# How is pressure an intensive property?

If we split the container into two, isn't there effectively half the number of molecules striking the wall on each side so the pressure should also be halved? Shouldnt pressure be dependent on the number of molecules?

You are right that if we *only* halved the number of particles we would have a smaller pressure. But you have also halved the volume of the container. The fewer number of particles hits the walls more frequently due to the smaller volume. In other words, the number of particles goes down, but the number of collisions per particle goes up. The two effects cancel out, leading to the same pressure as before you put in the partition.

But If we split the container into two, isn't there effectively half the number of molecules striking the wall on each side so the pressure should also be halved? Shouldnt pressure be dependent on the number of molecules?

The pressure is not dependent on the number of molecules alone. You can simply examine the ideal gas law: $PV=nRT$. If the temperature is constant then reducing both $n$ and $V$ by half leaves pressure unchanged.

Yet another way to think of it: if we use instead of $V$ and $n$ the *molar density* $\rho_n = \frac{n}{V}$, we get

$$P = \rho_n RT$$

or at molecular level, the *molecular density* (also *number density*) $\rho_N = \frac{N}{V}$ giving

$$P = \rho_N k_B T$$

which shows that the pressure is an intensive property, since the volume ($V$) does not appear. This $\rho_n$ is itself an intensive property for the same reason ordinary mass density is an intensive property.
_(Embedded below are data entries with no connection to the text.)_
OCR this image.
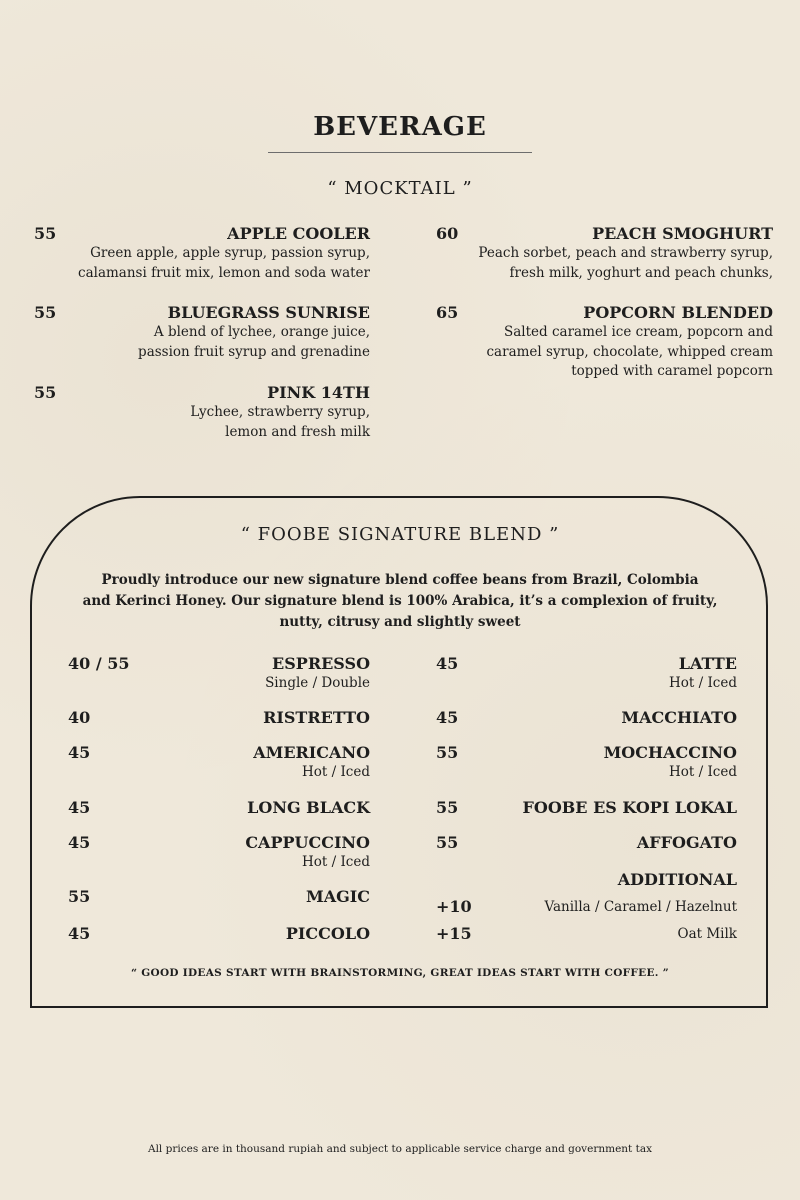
BEVERAGE
“ MOCKTAIL ”
55	APPLE COOLER
Green apple, apple syrup, passion syrup,
calamansi fruit mix, lemon and soda water
60	PEACH SMOGHURT
Peach sorbet, peach and strawberry syrup,
fresh milk, yoghurt and peach chunks,
55	BLUEGRASS SUNRISE
A blend of lychee, orange juice,
passion fruit syrup and grenadine
65	POPCORN BLENDED
Salted caramel ice cream, popcorn and
caramel syrup, chocolate, whipped cream
topped with caramel popcorn
55	PINK 14TH
Lychee, strawberry syrup,
lemon and fresh milk
“ FOOBE SIGNATURE BLEND ”
Proudly introduce our new signature blend coffee beans from Brazil, Colombia
and Kerinci Honey. Our signature blend is 100% Arabica, it’s a complexion of fruity,
nutty, citrusy and slightly sweet
40 / 55	ESPRESSO
Single / Double
40	RISTRETTO
45	AMERICANO
Hot / Iced
45	LONG BLACK
45	CAPPUCCINO
Hot / Iced
55	MAGIC
45	PICCOLO
45	LATTE
Hot / Iced
45	MACCHIATO
55	MOCHACCINO
Hot / Iced
55	FOOBE ES KOPI LOKAL
55	AFFOGATO
ADDITIONAL
+10	Vanilla / Caramel / Hazelnut
+15	Oat Milk
“ GOOD IDEAS START WITH BRAINSTORMING, GREAT IDEAS START WITH COFFEE. ”
All prices are in thousand rupiah and subject to applicable service charge and government tax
Thinking about this more physically, since pressure is force over *area*, and the force is proportional to the number of molecules hitting it which in turn is proportional to how many happen to be in proximity, then we can think about it like this: the amount of molecules that each tiny piece of surface area "sees" remains the same in each case despite that we have cut off another half of the box, and thus it feels the same force. Think about a box of (reasonably small) ordinary macroscopic balls - if I insert a (thin) partition halfway in between the balls while displacing as few as possible, does any little bit of the area of the box's surface suddenly have much more or much less crowding next to it than before? The same thing happens here.